The contradictory quotes with the visual of the two men pictured together is confusing for a reason. Lee does this to reflect the reality of racial tensions. There is no clear solution. One can not stand by and do nothing but fighting back with violence is also not the answer. These are the two major ideologies presented in the film and ones that it appears the characters try to follow to some degree. The mayor advocates peace and tries to break up violence when it occurs, however it doesn’t change anything. When characters use violence, Radio Raheem ends up dead. The mayor tells Mookie to “do the right thing”, but it seems that no one really knows what the right thing is. Different people have different ideas of what is “right”, therefore no extreme end of the spectrum will ever be the right thing.

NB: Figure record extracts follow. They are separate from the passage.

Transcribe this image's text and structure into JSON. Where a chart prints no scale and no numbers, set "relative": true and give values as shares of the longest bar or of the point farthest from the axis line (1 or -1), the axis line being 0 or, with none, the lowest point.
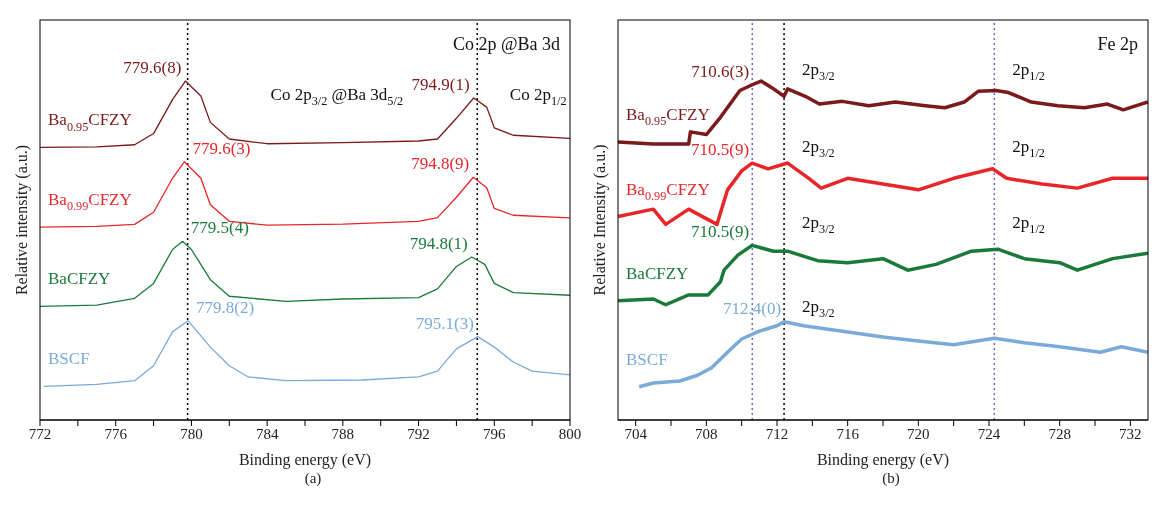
{
  "chart_data": [
    {
      "type": "line",
      "title": "Co 2p @Ba 3d",
      "xlabel": "Binding energy (eV)",
      "ylabel": "Relative intensity (a.u.)",
      "relative": true,
      "xlim": [
        772,
        800
      ],
      "xticks": [
        772,
        {
          "value": 774,
          "label": null
        },
        776,
        {
          "value": 778,
          "label": null
        },
        780,
        {
          "value": 782,
          "label": null
        },
        784,
        {
          "value": 786,
          "label": null
        },
        788,
        {
          "value": 790,
          "label": null
        },
        792,
        {
          "value": 794,
          "label": null
        },
        796,
        {
          "value": 798,
          "label": null
        },
        800
      ],
      "marker": "none",
      "line_style": "solid",
      "ref_lines": [
        {
          "axis": "x",
          "value": 779.8,
          "color": "#000000",
          "line_style": "dotted"
        },
        {
          "axis": "x",
          "value": 795.1,
          "color": "#000000",
          "line_style": "dotted"
        }
      ],
      "annotations": [
        {
          "text": "779.6(8)",
          "x": 779.68,
          "y": 1.0
        },
        {
          "text": "794.9(1)",
          "x": 794.91,
          "y": 0.95
        },
        {
          "text": "779.6(3)",
          "x": 779.63,
          "y": 0.762
        },
        {
          "text": "794.8(9)",
          "x": 794.89,
          "y": 0.716
        },
        {
          "text": "779.5(4)",
          "x": 779.54,
          "y": 0.527
        },
        {
          "text": "794.8(1)",
          "x": 794.81,
          "y": 0.481
        },
        {
          "text": "779.8(2)",
          "x": 779.82,
          "y": 0.293
        },
        {
          "text": "795.1(3)",
          "x": 795.13,
          "y": 0.246
        },
        "Co 2p$_{3/2}$ @Ba 3d$_{5/2}$",
        "Co 2p$_{1/2}$",
        "(a)"
      ],
      "series": [
        {
          "name": "Ba$_{0.95}$CFZY",
          "color": "#7b1a1a",
          "x": [
            772,
            775,
            777,
            778,
            779,
            779.68,
            780.5,
            781,
            782,
            784,
            788,
            792,
            793,
            794,
            794.91,
            795.6,
            796,
            797,
            800
          ],
          "values": [
            0.804,
            0.806,
            0.812,
            0.845,
            0.945,
            1.0,
            0.956,
            0.878,
            0.829,
            0.815,
            0.818,
            0.823,
            0.829,
            0.89,
            0.95,
            0.923,
            0.862,
            0.84,
            0.831
          ]
        },
        {
          "name": "Ba$_{0.99}$CFZY",
          "color": "#e8262a",
          "x": [
            772,
            775,
            777,
            778,
            779,
            779.63,
            780.5,
            781,
            782,
            784,
            788,
            792,
            793,
            794,
            794.89,
            795.6,
            796,
            797,
            800
          ],
          "values": [
            0.569,
            0.571,
            0.577,
            0.613,
            0.713,
            0.762,
            0.713,
            0.635,
            0.586,
            0.575,
            0.578,
            0.586,
            0.597,
            0.657,
            0.716,
            0.685,
            0.624,
            0.604,
            0.596
          ]
        },
        {
          "name": "BaCFZY",
          "color": "#1a7a3a",
          "x": [
            772,
            775,
            777,
            778,
            779,
            779.54,
            780,
            781,
            782,
            785,
            788,
            792,
            793,
            794,
            794.81,
            795.5,
            796,
            797,
            800
          ],
          "values": [
            0.335,
            0.339,
            0.359,
            0.403,
            0.503,
            0.527,
            0.503,
            0.414,
            0.365,
            0.35,
            0.357,
            0.361,
            0.387,
            0.453,
            0.481,
            0.459,
            0.403,
            0.376,
            0.368
          ]
        },
        {
          "name": "BSCF",
          "color": "#7aaad8",
          "x": [
            772.2,
            775,
            777,
            778,
            779,
            779.82,
            781,
            782,
            783,
            785,
            789,
            792,
            793,
            794,
            795.13,
            796,
            797,
            798,
            800
          ],
          "values": [
            0.099,
            0.105,
            0.116,
            0.16,
            0.26,
            0.293,
            0.215,
            0.16,
            0.127,
            0.116,
            0.118,
            0.127,
            0.144,
            0.21,
            0.246,
            0.215,
            0.171,
            0.144,
            0.133
          ]
        }
      ]
    },
    {
      "type": "line",
      "title": "Fe 2p",
      "xlabel": "Binding energy (eV)",
      "ylabel": "Relative Intensity (a.u.)",
      "relative": true,
      "xlim": [
        703,
        733
      ],
      "xticks": [
        704,
        {
          "value": 706,
          "label": null
        },
        708,
        {
          "value": 710,
          "label": null
        },
        712,
        {
          "value": 714,
          "label": null
        },
        716,
        {
          "value": 718,
          "label": null
        },
        720,
        {
          "value": 722,
          "label": null
        },
        724,
        {
          "value": 726,
          "label": null
        },
        728,
        {
          "value": 730,
          "label": null
        },
        732
      ],
      "marker": "none",
      "line_style": "solid",
      "ref_lines": [
        {
          "axis": "x",
          "value": 712.4,
          "color": "#000000",
          "line_style": "dotted"
        },
        {
          "axis": "x",
          "value": 710.6,
          "color": "#6a6ad8",
          "line_style": "dotted"
        },
        {
          "axis": "x",
          "value": 724.3,
          "color": "#6a6ad8",
          "line_style": "dotted"
        }
      ],
      "annotations": [
        {
          "text": "710.6(3)",
          "x": 710.6,
          "y": 0.989
        },
        {
          "text": "710.5(9)",
          "x": 710.59,
          "y": 0.758
        },
        {
          "text": "710.5(9)",
          "x": 710.59,
          "y": 0.515
        },
        {
          "text": "712.4(0)",
          "x": 712.4,
          "y": 0.29
        },
        {
          "text": "2p$_{3/2}$",
          "x": 712.4,
          "y": 1.017
        },
        {
          "text": "2p$_{3/2}$",
          "x": 712.4,
          "y": 0.791
        },
        {
          "text": "2p$_{3/2}$",
          "x": 712.4,
          "y": 0.566
        },
        {
          "text": "2p$_{3/2}$",
          "x": 712.4,
          "y": 0.318
        },
        {
          "text": "2p$_{1/2}$",
          "x": 724.3,
          "y": 1.017
        },
        {
          "text": "2p$_{1/2}$",
          "x": 724.3,
          "y": 0.791
        },
        {
          "text": "2p$_{1/2}$",
          "x": 724.3,
          "y": 0.566
        },
        "(b)"
      ],
      "series": [
        {
          "name": "Ba$_{0.95}$CFZY",
          "color": "#7b1a1a",
          "x": [
            703,
            705,
            707,
            707.1,
            708,
            708.8,
            709.9,
            710.6,
            711.1,
            711.8,
            712.4,
            712.6,
            713.6,
            714.4,
            715.7,
            717.2,
            718.7,
            720.4,
            721.5,
            722.6,
            723.4,
            724.4,
            725.1,
            726.4,
            727.9,
            729.4,
            730.7,
            731.6,
            733
          ],
          "values": [
            0.82,
            0.814,
            0.814,
            0.85,
            0.842,
            0.893,
            0.972,
            0.989,
            1.0,
            0.977,
            0.955,
            0.977,
            0.955,
            0.932,
            0.94,
            0.927,
            0.938,
            0.927,
            0.921,
            0.938,
            0.97,
            0.972,
            0.966,
            0.938,
            0.927,
            0.921,
            0.932,
            0.915,
            0.938
          ]
        },
        {
          "name": "Ba$_{0.99}$CFZY",
          "color": "#e8262a",
          "x": [
            703,
            705,
            705.7,
            707,
            708.6,
            709.2,
            710,
            710.59,
            711.5,
            712.6,
            713.8,
            714.5,
            716,
            718,
            720,
            722,
            724.2,
            725,
            727,
            729,
            731,
            733
          ],
          "values": [
            0.6,
            0.622,
            0.577,
            0.622,
            0.577,
            0.679,
            0.735,
            0.758,
            0.741,
            0.758,
            0.713,
            0.684,
            0.713,
            0.696,
            0.679,
            0.713,
            0.741,
            0.713,
            0.696,
            0.684,
            0.713,
            0.713
          ]
        },
        {
          "name": "BaCFZY",
          "color": "#1a7a3a",
          "x": [
            703,
            705,
            705.7,
            707,
            708.1,
            708.8,
            709,
            709.8,
            710.59,
            711.8,
            712.6,
            714.3,
            716,
            718,
            719.4,
            721,
            723,
            724.5,
            726,
            728,
            729,
            731,
            733
          ],
          "values": [
            0.352,
            0.357,
            0.34,
            0.369,
            0.369,
            0.408,
            0.442,
            0.487,
            0.515,
            0.498,
            0.498,
            0.47,
            0.464,
            0.476,
            0.442,
            0.459,
            0.498,
            0.504,
            0.476,
            0.464,
            0.442,
            0.476,
            0.492
          ]
        },
        {
          "name": "BSCF",
          "color": "#7aaad8",
          "x": [
            704.2,
            705,
            706.5,
            707.5,
            708.3,
            709.3,
            710,
            711,
            712,
            712.4,
            713.5,
            715,
            716.5,
            718,
            720,
            722,
            724.3,
            726,
            728,
            730.3,
            731.5,
            733
          ],
          "values": [
            0.098,
            0.109,
            0.115,
            0.132,
            0.154,
            0.205,
            0.239,
            0.262,
            0.278,
            0.29,
            0.278,
            0.267,
            0.256,
            0.245,
            0.233,
            0.222,
            0.241,
            0.228,
            0.216,
            0.2,
            0.216,
            0.2
          ]
        }
      ]
    }
  ]
}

Each ideology has its own faults. Violence, chaos, and racism seem to prevail regardless of which one is practiced.

This movie really delivered for me on a moral and emotional level, perhaps more so than any film we have watched so far in this class. Throughout the film, I found myself disgusted with racist remarks and slights made by certain characters, but also incredibly disappointed by the turn to violence that many other characters took. Honestly, I never saw a clear solution and that’s such a huge problem that we face today. What can we do? When people are scared of the people that are supposed to protect us and are turning against each other, there is no easy answer. However, we must think about this issue thoughtfully, and this is one of the many important things that Do the Right Thing challenges us to do. 

Scorpio Rising: A Prelude to the Music Video

Scorpio Rising is a 1963 experimental film staring Bruce Byron as Scorpio, who appears to be the leader of a Nazi-like biker gang.

One of the things I found noteworthy while watching this film is how it appears to be a prelude to music videos. There are various songs dispersed throughout the film that correspond to the images on the screen. To me, the songs cut up the film and tell separate, yet interconnected stories and touch on different themes, whether it be longing, love, rejection, rebellion, or torture. To the best of my knowledge, music videos weren’t big until the 80s, so to see this style in a film from the 60s was very interesting. It really shows how elements of past film culture can be incorporated into modern day film and art. I have included a clip that shows this below, where some of the “Jesus imagery” begins in the film. You can see that as the song talks about “the way he shuffles his feet” and “how he goes walking by”, we see the biker’s feet moving along with crosscutting to sequences that feature Jesus walking. There are many connections between the words of the  song and the images on screen that give it a music video feel.

Below, I have linked an article from the website “Senses of Cinema”, which touches on the music video aspect of Scorpio Rising and also does a great job of analyzing the film in more depth. I think it’s worth a read as it analyzes the film without being too subjective, allowing the viewer to still draw their own conclusions.

Article 1 “Senses of Cinema”:

I also found another article that I think is really helpful in dissecting the film, linked here:  It features each of the songs used in the film and goes over some common themes of the songs and how they were relevant to the film. The author of the article also points out that all of the songs in the film are love songs. I definitely noticed this about the film, but didn’t realize that EVERY one of the songs was a love song. The use of love songs over imagery of hate, rebellion, and crime is a very ironic parallel and it almost makes the events taking place on screen seem less severe. For example, at one point in the film, there is a lot of Nazi imagery, but playing along with the imagery is a song about love. What do you make of this combination?